We will all face problems in our lives that seem completely insurmountable. Whether it’s getting through a divorce or meeting a demanding career goal, we all feel overwhelmed by our circumstances at one point or another. It’s an inevitable part of any life worth living.
While you may be tempted to think that you should try to minimize the number of obstacles you face when times are good in order to reduce the total adversity in your life, this is not always the case. Instead, seeking out your own challenges to conquer can strengthen you and bring you to better appreciate living.
Dianne Whelan Does the Impossible by Never Giving Up
This is the philosophy employed by documentarian and outdoor enthusiast Dianne Whelan. Back in 2015, at the age of 50, Diane had an idea that seemed just a little bit crazy. She wanted to traverse the entire Trans Canada Trail, which is comprised of 16,000 miles of trails, paths, roads, and rivers.
No one had ever traveled the entire length of the Trail, but Dianne was convinced she could do it and began her journey. Her arduous journey started off very slowly. After ten days, she had failed to travel as far as she thought she would have been able to travel in only one day. Undeterred, she set aside her schedule made her peace with the task at hand.
As the days turned into weeks, the monumental nature of her challenge became clear. Dianne’s days became filled with backpacking up mountains, trudging through waist-high snow, and fording rivers. Her skills as a wilderness adventurer were pushed to their limit and beyond.
Ironically, as her reality set in and any timetable regarding her finish faded into fantasy, Dianne came to appreciate her surroundings more and more. The difficulties she had to face every day reminded her of her own resilience. The majesty of the environment she found herself in reminded her of how small she is in the grand scheme of things.
Soon it became obvious that the journey could not be completed all at once. There was simply too much to do and too far to travel. As the harsh winter of Northern Canada began to set in, Dianne came to accept this. Many people would have simply given up at this point. They would conclude they had bit off more than they could chew and move on.
Dianne Whelan is not most people. Employing some of the adaptability and calm she had learned on the Trail, she altered her original plans. Even though it had been months and she had only traveled a fraction of the Trans Canada Trail, Dianne decided she would complete the task in chunks.

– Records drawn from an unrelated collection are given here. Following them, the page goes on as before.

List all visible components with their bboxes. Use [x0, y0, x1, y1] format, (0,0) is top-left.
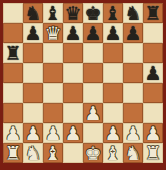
square-f4[interactable] [103, 83, 123, 103]
square-c7[interactable]: ♛ [43, 23, 63, 43]
black-king-icon: ♚ [84, 3, 101, 23]
square-b6[interactable] [23, 43, 43, 63]
square-d4[interactable] [63, 83, 83, 103]
square-d8[interactable]: ♛ [63, 3, 83, 23]
black-pawn-icon: ♟ [84, 23, 101, 43]
square-b7[interactable]: ♟ [23, 23, 43, 43]
black-pawn-icon: ♟ [144, 63, 161, 83]
square-a4[interactable] [3, 83, 23, 103]
square-e7[interactable]: ♟ [83, 23, 103, 43]
white-knight-icon: ♞ [24, 143, 41, 163]
square-h1[interactable]: ♜ [143, 143, 163, 163]
square-h5[interactable]: ♟ [143, 63, 163, 83]
square-a2[interactable]: ♟ [3, 123, 23, 143]
square-e1[interactable]: ♚ [83, 143, 103, 163]
black-bishop-icon: ♝ [104, 3, 121, 23]
black-pawn-icon: ♟ [104, 23, 121, 43]
square-b4[interactable] [23, 83, 43, 103]
white-pawn-icon: ♟ [144, 123, 161, 143]
square-h6[interactable] [143, 43, 163, 63]
white-queen-icon: ♛ [44, 23, 61, 43]
white-pawn-icon: ♟ [24, 123, 41, 143]
black-pawn-icon: ♟ [124, 23, 141, 43]
square-g1[interactable]: ♞ [123, 143, 143, 163]
white-rook-icon: ♜ [144, 143, 161, 163]
white-knight-icon: ♞ [124, 143, 141, 163]
square-d1[interactable] [63, 143, 83, 163]
square-g7[interactable]: ♟ [123, 23, 143, 43]
black-rook-icon: ♜ [4, 43, 21, 63]
white-bishop-icon: ♝ [44, 143, 61, 163]
black-queen-icon: ♛ [64, 3, 81, 23]
square-c5[interactable] [43, 63, 63, 83]
white-pawn-icon: ♟ [84, 103, 101, 123]
square-c8[interactable]: ♝ [43, 3, 63, 23]
white-pawn-icon: ♟ [124, 123, 141, 143]
square-d6[interactable] [63, 43, 83, 63]
black-pawn-icon: ♟ [64, 23, 81, 43]
square-d7[interactable]: ♟ [63, 23, 83, 43]
square-a7[interactable] [3, 23, 23, 43]
square-f8[interactable]: ♝ [103, 3, 123, 23]
black-bishop-icon: ♝ [44, 3, 61, 23]
square-c6[interactable] [43, 43, 63, 63]
square-d2[interactable]: ♟ [63, 123, 83, 143]
black-rook-icon: ♜ [144, 3, 161, 23]
square-b5[interactable] [23, 63, 43, 83]
square-f5[interactable] [103, 63, 123, 83]
square-c2[interactable]: ♟ [43, 123, 63, 143]
square-h3[interactable] [143, 103, 163, 123]
square-f6[interactable] [103, 43, 123, 63]
square-g8[interactable]: ♞ [123, 3, 143, 23]
square-a8[interactable] [3, 3, 23, 23]
square-h7[interactable] [143, 23, 163, 43]
white-pawn-icon: ♟ [104, 123, 121, 143]
white-pawn-icon: ♟ [4, 123, 21, 143]
square-f2[interactable]: ♟ [103, 123, 123, 143]
white-pawn-icon: ♟ [44, 123, 61, 143]
black-knight-icon: ♞ [24, 3, 41, 23]
square-a1[interactable]: ♜ [3, 143, 23, 163]
square-c1[interactable]: ♝ [43, 143, 63, 163]
square-c4[interactable] [43, 83, 63, 103]
white-king-icon: ♚ [84, 143, 101, 163]
white-pawn-icon: ♟ [64, 123, 81, 143]
square-g2[interactable]: ♟ [123, 123, 143, 143]
square-e3[interactable]: ♟ [83, 103, 103, 123]
square-g4[interactable] [123, 83, 143, 103]
square-b2[interactable]: ♟ [23, 123, 43, 143]
square-e8[interactable]: ♚ [83, 3, 103, 23]
black-pawn-icon: ♟ [24, 23, 41, 43]
square-h2[interactable]: ♟ [143, 123, 163, 143]
chess-screenshot: ♞♝♛♚♝♞♜♟♛♟♟♟♟♜♟♟♟♟♟♟♟♟♟♜♞♝♚♝♞♜ [0, 0, 166, 170]
square-g5[interactable] [123, 63, 143, 83]
square-e6[interactable] [83, 43, 103, 63]
square-g6[interactable] [123, 43, 143, 63]
chess-board: ♞♝♛♚♝♞♜♟♛♟♟♟♟♜♟♟♟♟♟♟♟♟♟♜♞♝♚♝♞♜ [3, 3, 163, 163]
board-frame: ♞♝♛♚♝♞♜♟♛♟♟♟♟♜♟♟♟♟♟♟♟♟♟♜♞♝♚♝♞♜ [0, 0, 166, 170]
square-e5[interactable] [83, 63, 103, 83]
square-e2[interactable] [83, 123, 103, 143]
square-c3[interactable] [43, 103, 63, 123]
black-knight-icon: ♞ [124, 3, 141, 23]
white-bishop-icon: ♝ [104, 143, 121, 163]
square-b1[interactable]: ♞ [23, 143, 43, 163]
square-f7[interactable]: ♟ [103, 23, 123, 43]
square-b3[interactable] [23, 103, 43, 123]
square-a6[interactable]: ♜ [3, 43, 23, 63]
square-d3[interactable] [63, 103, 83, 123]
square-b8[interactable]: ♞ [23, 3, 43, 23]
square-d5[interactable] [63, 63, 83, 83]
square-a5[interactable] [3, 63, 23, 83]
square-a3[interactable] [3, 103, 23, 123]
square-h8[interactable]: ♜ [143, 3, 163, 23]
white-rook-icon: ♜ [4, 143, 21, 163]
square-e4[interactable] [83, 83, 103, 103]
square-g3[interactable] [123, 103, 143, 123]
square-h4[interactable] [143, 83, 163, 103]
square-f1[interactable]: ♝ [103, 143, 123, 163]
square-f3[interactable] [103, 103, 123, 123]
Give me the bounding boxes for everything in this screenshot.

Dianne returned home for the winter and came back to pick up where she left off the following spring. Once again, she put one foot in front of the other and journeyed towards her ethereal goal. Time became immaterial as she spent the next several years of her life in this same pattern, walking the Trail for eight months out of each year.
Among the solitude and even desolation she sometimes found herself in, Dianne made a surprising number of human connections. She would encounter local people and tell them about her journey, and, time and time again, these people would offer to help her by giving her a meal or even just some temporary companionship.
Dianne also spent time among the native peoples of Canada, whose land she was often traveling through. In these communities, she learned to be more in harmony with the nature around her. She also made many friendships with people that lasted long after she had left their lands behind.
In the summer of 2021, nearly six long years after she began walking, Dianne’s goal was finally in sight. In preparation for this, her friends and family, including many she had met on her way across Canada, gathered at the finish line. With tears in her eyes and surrounded by loved ones, Dianne finished her journey on August 1.
Dianne had done what no one had ever done before. She had walked, biked, rowed, and snowshoed over 16,000 miles over the course of six years. To put this feat in perspective, that is more than five times the distance from New York to Los Angeles and over three times the distance from London to Beijing.
For much of this time, Dianne was alone and faced conditions that were often harsh and unforgiving. She worked hard every day and often slept outside. Despite this, Dianne said that the experience made her feel more part of the world than she ever had before. She had learned to be a part of nature and to form bonds with people everywhere.
Dianne Whelan can serve as an inspirational example for all of us. No matter how impossible a situation may seem, it can be surmounted by taking one step at a time and refusing to give up, just like Dianne did. In the end, you will come out stronger and more appreciative of your place in the world.